Selasa, 17 Februari 2015

SINKRONISASI HUKUM

Sinkronisasi Or Singkongisasi??


Dalam penelitian hukum normatif (normative legal research), ada banyak kendala yang ditemui peneliti dalam menjalankan tugasnya. Di samping menggali isu hukum, keterbatasan bahan hukum sekunder berupa literatur acapkali membawa masalah. Tak jarang penelitian hukum normatif terpaksa “cuti” berbulan-bulan disebabkan problem tersebut. Hal ini sempat saya rasakan dalam penyelesaian tugas akhir untuk program kesarjanaan ilmu hukum saya.

Dari banyak variabel yang bisa diangkat dalam penelitian hukum normatif, sinkronisasi hukum adalah salah satunya. Saya adalah satu di antara sekian peneliti yang mengambil variabel tersebut.
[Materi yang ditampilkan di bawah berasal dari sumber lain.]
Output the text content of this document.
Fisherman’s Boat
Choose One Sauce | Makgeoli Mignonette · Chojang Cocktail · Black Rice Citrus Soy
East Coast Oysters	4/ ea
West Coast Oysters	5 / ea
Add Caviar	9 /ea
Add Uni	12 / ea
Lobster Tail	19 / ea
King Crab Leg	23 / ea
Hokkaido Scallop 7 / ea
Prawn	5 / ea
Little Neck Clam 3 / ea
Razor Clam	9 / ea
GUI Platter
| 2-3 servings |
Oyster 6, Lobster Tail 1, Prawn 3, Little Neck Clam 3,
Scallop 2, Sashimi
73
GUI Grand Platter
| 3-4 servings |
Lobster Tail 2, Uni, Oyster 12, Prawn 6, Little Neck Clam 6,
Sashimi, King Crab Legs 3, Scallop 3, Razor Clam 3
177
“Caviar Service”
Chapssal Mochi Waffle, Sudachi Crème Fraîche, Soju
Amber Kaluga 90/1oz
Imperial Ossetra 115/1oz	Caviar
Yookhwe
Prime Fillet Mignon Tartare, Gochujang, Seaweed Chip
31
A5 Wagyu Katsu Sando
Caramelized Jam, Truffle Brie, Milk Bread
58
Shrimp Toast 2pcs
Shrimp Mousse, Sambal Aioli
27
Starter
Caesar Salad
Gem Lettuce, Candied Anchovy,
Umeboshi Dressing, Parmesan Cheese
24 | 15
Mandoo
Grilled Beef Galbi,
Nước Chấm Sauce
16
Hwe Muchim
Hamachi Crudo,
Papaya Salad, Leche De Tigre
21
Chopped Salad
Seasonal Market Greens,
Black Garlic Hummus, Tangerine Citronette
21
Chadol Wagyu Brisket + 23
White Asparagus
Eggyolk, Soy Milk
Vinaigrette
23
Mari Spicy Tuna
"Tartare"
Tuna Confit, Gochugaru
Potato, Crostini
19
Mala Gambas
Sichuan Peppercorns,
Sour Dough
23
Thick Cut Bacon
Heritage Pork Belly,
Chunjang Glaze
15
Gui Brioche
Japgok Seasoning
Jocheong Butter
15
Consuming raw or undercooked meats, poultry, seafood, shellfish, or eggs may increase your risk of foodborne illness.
Sebagaimana alinea sebelumnya, hal tersebut menjadi kendala berarti bagi saya.

Sebagai mahasiswa, khususnya calon penegak hukum, kejujuran ilmiah adalah tuntutan yang mutlak harus dipenuhi. Sudah menjadi komitmen saya bahwa setiap sumber yang tercantum sebagai rujukan tugas akhir saya harus dapat dipertanggungjawabkan dan bisa diterima secara ilmiah, minimal secara akademik formal. Kaidah penulisan karya ilmiah tidak memperkenankan penggunaan referensi dari blog pribadi atau situs-situs yang penulis (author) bersifat “keroyokan” atau anonim seperti WikiPedia. Tentu saja hal ini membuat frustasi.

Saya sadar bahwa hukum, terlebih ilmu hukum, harus ditegakkan di bawah pondasi moralitas yang baik. Quid leges sine moribus. Apalah artinya hukum tanpa moralitas. Demikian adagium mensyaratkan. Didorong semangat positif untuk memberikan hasil terbaik, hambatan tersebut akhirnya dapat diselesaikan.
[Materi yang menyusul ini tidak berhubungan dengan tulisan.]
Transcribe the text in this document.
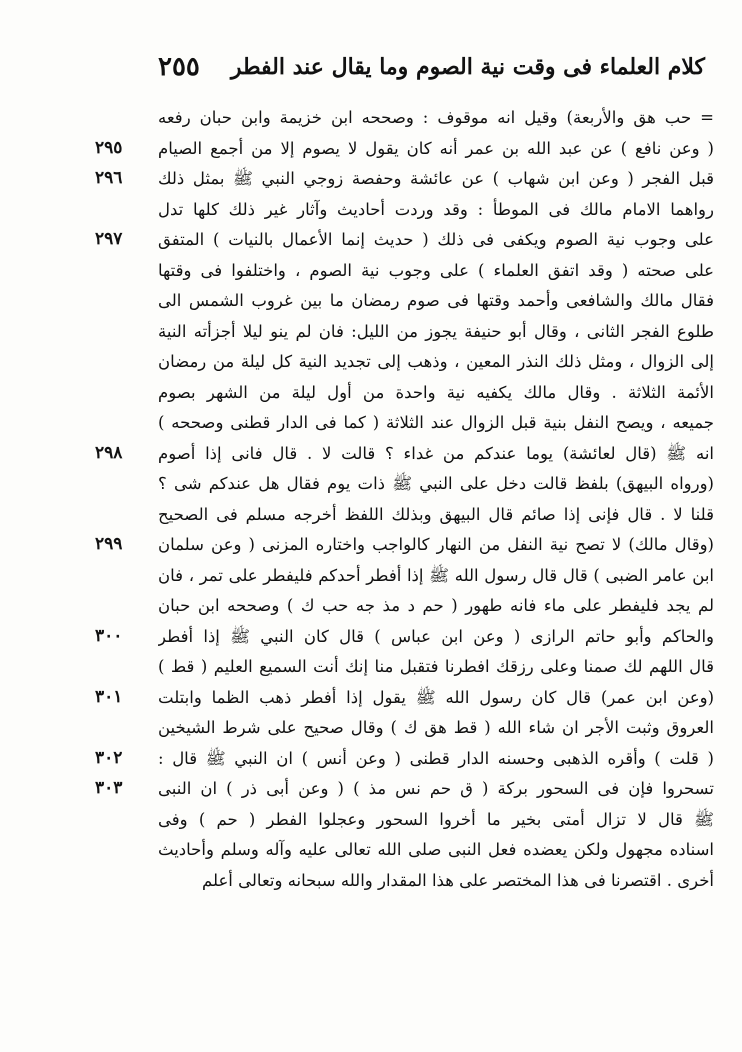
كلام العلماء فى وقت نية الصوم وما يقال عند الفطر
٢٥٥
= حب هق والأربعة) وقيل انه موقوف : وصححه ابن خزيمة وابن حبان رفعه
( وعن نافع ) عن عبد الله بن عمر أنه كان يقول لا يصوم إلا من أجمع الصيام
قبل الفجر ( وعن ابن شهاب ) عن عائشة وحفصة زوجي النبي ﷺ بمثل ذلك
رواهما الامام مالك فى الموطأ : وقد وردت أحاديث وآثار غير ذلك كلها تدل
على وجوب نية الصوم ويكفى فى ذلك ( حديث إنما الأعمال بالنيات ) المتفق
على صحته ( وقد اتفق العلماء ) على وجوب نية الصوم ، واختلفوا فى وقتها
فقال مالك والشافعى وأحمد وقتها فى صوم رمضان ما بين غروب الشمس الى
طلوع الفجر الثانى ، وقال أبو حنيفة يجوز من الليل: فان لم ينو ليلا أجزأته النية
إلى الزوال ، ومثل ذلك النذر المعين ، وذهب إلى تجديد النية كل ليلة من رمضان
الأئمة الثلاثة . وقال مالك يكفيه نية واحدة من أول ليلة من الشهر بصوم
جميعه ، ويصح النفل بنية قبل الزوال عند الثلاثة ( كما فى الدار قطنى وصححه )
انه ﷺ (قال لعائشة) يوما عندكم من غداء ؟ قالت لا . قال فانى إذا أصوم
(ورواه البيهق) بلفظ قالت دخل على النبي ﷺ ذات يوم فقال هل عندكم شى ؟
قلنا لا . قال فإنى إذا صائم قال البيهق وبذلك اللفظ أخرجه مسلم فى الصحيح
(وقال مالك) لا تصح نية النفل من النهار كالواجب واختاره المزنى ( وعن سلمان
ابن عامر الضبى ) قال قال رسول الله ﷺ إذا أفطر أحدكم فليفطر على تمر ، فان
لم يجد فليفطر على ماء فانه طهور ( حم د مذ جه حب ك ) وصححه ابن حبان
والحاكم وأبو حاتم الرازى ( وعن ابن عباس ) قال كان النبي ﷺ إذا أفطر
قال اللهم لك صمنا وعلى رزقك افطرنا فتقبل منا إنك أنت السميع العليم ( قط )
(وعن ابن عمر) قال كان رسول الله ﷺ يقول إذا أفطر ذهب الظما وابتلت
العروق وثبت الأجر ان شاء الله ( قط هق ك ) وقال صحيح على شرط الشيخين
( قلت ) وأقره الذهبى وحسنه الدار قطنى ( وعن أنس ) ان النبي ﷺ قال :
تسحروا فإن فى السحور بركة ( ق حم نس مذ ) ( وعن أبى ذر ) ان النبى
ﷺ قال لا تزال أمتى بخير ما أخروا السحور وعجلوا الفطر ( حم ) وفى
اسناده مجهول ولكن يعضده فعل النبى صلى الله تعالى عليه وآله وسلم وأحاديث
أخرى . اقتصرنا فى هذا المختصر على هذا المقدار والله سبحانه وتعالى أعلم
٢٩٥
٢٩٦
٢٩٧
٢٩٨
٢٩٩
٣٠٠
٣٠١
٣٠٢
٣٠٣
Islam menerangkan, fa inna ma’al-‘usri yusra, inna ma’al-‘usri yusra, “Maka sesungguhnya bersama kesulitan ada kemudahan, sesungguhnya bersama kesulitan ada kemudahan”[1] (Q.S. Asy-Syarh, 94:5-6). Pada akhirnya saya mendapatkan literatur yang saya butuhkan untuk membuat kajian pustaka soal sinkronisasi hukum. Alhamdulillah.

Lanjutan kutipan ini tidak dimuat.